Grüner Wasserstoff – Die Idee

Wasserstoff ist ein farbloses Gas. Die zugewiesene Farbe, steht für die Art und Weise, wie er erzeugt wird. Grauer Wasserstoff wird in der Industrie bereits verwendet.Mit einem Verfahren, dass Dampfreformierung heißt, wird er aus Erdgas gewonnen. Da CO2 als Abfallprodukt anfällt, ist er nicht klimaneutral. Grün soll ausdrücken, dass er mit erneuerbaren Energien erzeugt wird. Bei uns im Norden bedeutet das, hauptsächlich mit Windenergie. Die Idee ist, dass Wasser, natürlich kein Trinkwasser, denn das wäre nicht nachhaltig, in einer Elektrolyse mit grünem Strom, in Wasserstoff und Sauerstoff aufgespalten wird. Der Wasserstoff kann dann gespeichert werden und für eine Rückverstromung genutzt werden, wenn gerade kein Wind weht. Er kann auch den Sektoren Industrie, Wärme und Verkehr zur Verfügung gestellt werden.
Grüner Wasserstoff ermöglicht diese Sektoren zu koppeln und gemeinsam zu optimieren. So können alle Sektoren dekarbonisiert, gemeinsame Energiespeicher geschaffen und Energie eingespart werden.

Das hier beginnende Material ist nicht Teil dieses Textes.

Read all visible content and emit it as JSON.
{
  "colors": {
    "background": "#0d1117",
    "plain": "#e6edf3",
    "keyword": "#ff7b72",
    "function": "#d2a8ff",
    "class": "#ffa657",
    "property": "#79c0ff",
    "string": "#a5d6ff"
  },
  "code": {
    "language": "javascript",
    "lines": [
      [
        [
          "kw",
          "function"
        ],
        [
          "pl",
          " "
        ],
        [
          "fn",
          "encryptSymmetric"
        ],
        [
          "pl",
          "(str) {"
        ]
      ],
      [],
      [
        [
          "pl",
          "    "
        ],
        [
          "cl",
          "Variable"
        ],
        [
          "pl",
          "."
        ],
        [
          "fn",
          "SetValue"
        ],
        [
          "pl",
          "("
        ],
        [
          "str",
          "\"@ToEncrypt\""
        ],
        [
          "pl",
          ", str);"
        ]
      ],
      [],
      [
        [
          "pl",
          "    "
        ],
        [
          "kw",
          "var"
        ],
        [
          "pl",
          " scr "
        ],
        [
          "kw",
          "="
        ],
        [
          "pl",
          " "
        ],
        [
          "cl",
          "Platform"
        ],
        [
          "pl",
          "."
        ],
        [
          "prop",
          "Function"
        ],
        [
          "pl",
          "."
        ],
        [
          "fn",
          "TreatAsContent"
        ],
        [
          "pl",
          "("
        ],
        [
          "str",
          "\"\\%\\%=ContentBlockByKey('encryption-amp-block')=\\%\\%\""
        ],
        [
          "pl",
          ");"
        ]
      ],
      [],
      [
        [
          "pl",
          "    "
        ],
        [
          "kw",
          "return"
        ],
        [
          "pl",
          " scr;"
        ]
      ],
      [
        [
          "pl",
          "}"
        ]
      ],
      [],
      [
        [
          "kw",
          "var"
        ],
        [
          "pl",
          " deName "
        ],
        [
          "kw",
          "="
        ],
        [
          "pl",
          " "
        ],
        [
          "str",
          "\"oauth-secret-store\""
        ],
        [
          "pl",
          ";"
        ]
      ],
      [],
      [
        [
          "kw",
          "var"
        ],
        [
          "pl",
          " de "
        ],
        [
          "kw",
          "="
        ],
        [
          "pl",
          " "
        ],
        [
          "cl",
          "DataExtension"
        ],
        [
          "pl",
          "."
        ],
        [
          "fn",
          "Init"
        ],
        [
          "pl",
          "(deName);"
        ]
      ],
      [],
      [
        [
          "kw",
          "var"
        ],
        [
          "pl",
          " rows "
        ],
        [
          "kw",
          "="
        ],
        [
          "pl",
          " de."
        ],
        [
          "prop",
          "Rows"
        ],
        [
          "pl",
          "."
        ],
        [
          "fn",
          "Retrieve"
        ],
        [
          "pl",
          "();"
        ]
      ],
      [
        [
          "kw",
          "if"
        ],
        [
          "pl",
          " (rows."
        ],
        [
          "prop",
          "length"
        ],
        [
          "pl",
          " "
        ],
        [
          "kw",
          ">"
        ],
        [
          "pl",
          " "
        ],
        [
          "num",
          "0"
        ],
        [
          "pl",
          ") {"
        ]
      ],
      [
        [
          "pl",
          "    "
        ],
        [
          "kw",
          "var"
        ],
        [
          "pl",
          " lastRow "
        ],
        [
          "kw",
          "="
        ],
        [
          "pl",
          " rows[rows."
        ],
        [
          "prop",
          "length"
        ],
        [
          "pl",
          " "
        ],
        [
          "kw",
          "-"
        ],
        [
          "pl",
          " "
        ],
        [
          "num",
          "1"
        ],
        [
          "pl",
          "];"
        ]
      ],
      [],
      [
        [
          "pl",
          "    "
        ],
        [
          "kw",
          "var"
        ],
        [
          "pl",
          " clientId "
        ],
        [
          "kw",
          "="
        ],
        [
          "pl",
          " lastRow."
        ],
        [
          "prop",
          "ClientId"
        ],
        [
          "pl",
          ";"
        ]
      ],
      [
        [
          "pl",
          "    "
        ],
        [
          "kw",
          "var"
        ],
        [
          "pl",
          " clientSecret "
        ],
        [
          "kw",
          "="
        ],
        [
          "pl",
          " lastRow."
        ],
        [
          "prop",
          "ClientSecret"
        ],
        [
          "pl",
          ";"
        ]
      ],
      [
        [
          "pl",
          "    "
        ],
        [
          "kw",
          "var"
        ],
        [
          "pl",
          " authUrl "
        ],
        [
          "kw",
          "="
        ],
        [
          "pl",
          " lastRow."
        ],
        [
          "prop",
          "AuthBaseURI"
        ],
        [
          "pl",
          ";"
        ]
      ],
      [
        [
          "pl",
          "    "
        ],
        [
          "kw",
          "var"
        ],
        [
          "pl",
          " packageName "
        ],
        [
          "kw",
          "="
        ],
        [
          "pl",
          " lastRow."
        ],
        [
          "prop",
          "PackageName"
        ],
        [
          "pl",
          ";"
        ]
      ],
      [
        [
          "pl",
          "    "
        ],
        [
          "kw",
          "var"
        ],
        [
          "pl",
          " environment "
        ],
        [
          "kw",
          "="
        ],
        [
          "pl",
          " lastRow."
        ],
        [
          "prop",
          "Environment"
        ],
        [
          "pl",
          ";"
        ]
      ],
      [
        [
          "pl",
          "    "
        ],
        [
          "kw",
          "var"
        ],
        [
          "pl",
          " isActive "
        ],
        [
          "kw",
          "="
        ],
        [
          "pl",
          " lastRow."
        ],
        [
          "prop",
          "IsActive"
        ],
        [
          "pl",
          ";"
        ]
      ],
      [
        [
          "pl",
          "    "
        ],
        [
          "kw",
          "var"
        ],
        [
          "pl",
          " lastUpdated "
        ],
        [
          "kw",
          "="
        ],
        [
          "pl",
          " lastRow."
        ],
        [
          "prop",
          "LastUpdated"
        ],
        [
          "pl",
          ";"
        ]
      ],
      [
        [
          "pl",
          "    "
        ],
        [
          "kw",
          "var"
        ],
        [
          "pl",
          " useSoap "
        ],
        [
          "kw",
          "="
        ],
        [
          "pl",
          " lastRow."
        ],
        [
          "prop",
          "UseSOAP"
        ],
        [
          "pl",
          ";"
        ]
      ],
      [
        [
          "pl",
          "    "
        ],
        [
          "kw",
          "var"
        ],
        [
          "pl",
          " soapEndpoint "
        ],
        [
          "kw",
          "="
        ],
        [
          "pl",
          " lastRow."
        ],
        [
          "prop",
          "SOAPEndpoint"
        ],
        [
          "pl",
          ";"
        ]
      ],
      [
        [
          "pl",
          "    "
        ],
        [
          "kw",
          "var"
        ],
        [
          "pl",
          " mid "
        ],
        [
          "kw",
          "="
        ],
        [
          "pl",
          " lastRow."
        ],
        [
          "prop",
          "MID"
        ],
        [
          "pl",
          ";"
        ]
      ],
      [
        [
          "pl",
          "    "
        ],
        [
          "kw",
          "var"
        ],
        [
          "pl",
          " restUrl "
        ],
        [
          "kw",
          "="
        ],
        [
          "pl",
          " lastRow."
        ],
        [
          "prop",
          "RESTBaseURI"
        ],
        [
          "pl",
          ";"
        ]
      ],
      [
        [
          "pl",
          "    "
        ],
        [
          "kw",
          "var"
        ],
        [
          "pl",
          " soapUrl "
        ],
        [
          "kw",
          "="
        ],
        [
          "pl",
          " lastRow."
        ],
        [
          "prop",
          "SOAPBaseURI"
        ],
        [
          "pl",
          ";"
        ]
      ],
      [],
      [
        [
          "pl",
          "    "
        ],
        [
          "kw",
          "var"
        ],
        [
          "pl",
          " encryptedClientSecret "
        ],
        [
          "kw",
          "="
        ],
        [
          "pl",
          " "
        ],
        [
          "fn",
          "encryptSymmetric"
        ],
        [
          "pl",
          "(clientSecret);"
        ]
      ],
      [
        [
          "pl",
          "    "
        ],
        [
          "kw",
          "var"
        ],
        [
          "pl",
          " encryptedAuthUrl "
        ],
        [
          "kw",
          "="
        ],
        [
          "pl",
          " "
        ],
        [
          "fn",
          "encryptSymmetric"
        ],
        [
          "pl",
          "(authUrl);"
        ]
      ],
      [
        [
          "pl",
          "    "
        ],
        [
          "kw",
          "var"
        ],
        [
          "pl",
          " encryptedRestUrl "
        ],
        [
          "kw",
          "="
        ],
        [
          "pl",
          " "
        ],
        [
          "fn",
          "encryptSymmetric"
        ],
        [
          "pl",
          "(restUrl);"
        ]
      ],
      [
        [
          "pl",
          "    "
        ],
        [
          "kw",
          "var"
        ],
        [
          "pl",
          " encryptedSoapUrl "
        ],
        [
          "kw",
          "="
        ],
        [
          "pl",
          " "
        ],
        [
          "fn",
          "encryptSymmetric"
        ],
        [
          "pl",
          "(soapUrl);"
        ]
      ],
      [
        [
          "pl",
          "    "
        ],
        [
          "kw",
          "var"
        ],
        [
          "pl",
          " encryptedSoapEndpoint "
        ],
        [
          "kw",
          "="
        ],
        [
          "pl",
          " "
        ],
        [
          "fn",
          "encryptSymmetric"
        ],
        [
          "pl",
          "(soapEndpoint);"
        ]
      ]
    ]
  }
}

Grüner Wasserstoff in Kiel

Welche Rolle kann Wasserstoff für Klimaschutz, Wärmeversorgung, Stromspeicherung, Mobilität und die Wertschöpfung in der Region Kiel spielen? Dieser Frage ist das Hystarter Projekt in Kiel nachgegangen.
Wertschöpfung ist wichtig. Eine Technologie muss am Markt konkurrenzfähig sein und langfristig ohne Fördermittel auskommen. Hystarter sieht für die Region Kiel Potentiale in der Erzeugung und Speicherung von Wasserstoff, sowie in der Ansiedelung von Technologieunternehmen. Dabei reicht es nicht aus, Wasserstofftechnologien zu exportieren. Mit dem Umbau der Energiewirtschaft werden wir uns viele neue Geschäftsfelder erschließen. Regional soll eine eigene Wasserstoffindustrie entstehen und damit neue Arbeitsplätze geschaffen werden. Auch aufgrund der maritimen Infrastruktur könnte die Region Kiel zum Drehkreuz für die Erzeugung, den Import, die Speicherung und den Weitertransport von grünem Wasserstoff werden.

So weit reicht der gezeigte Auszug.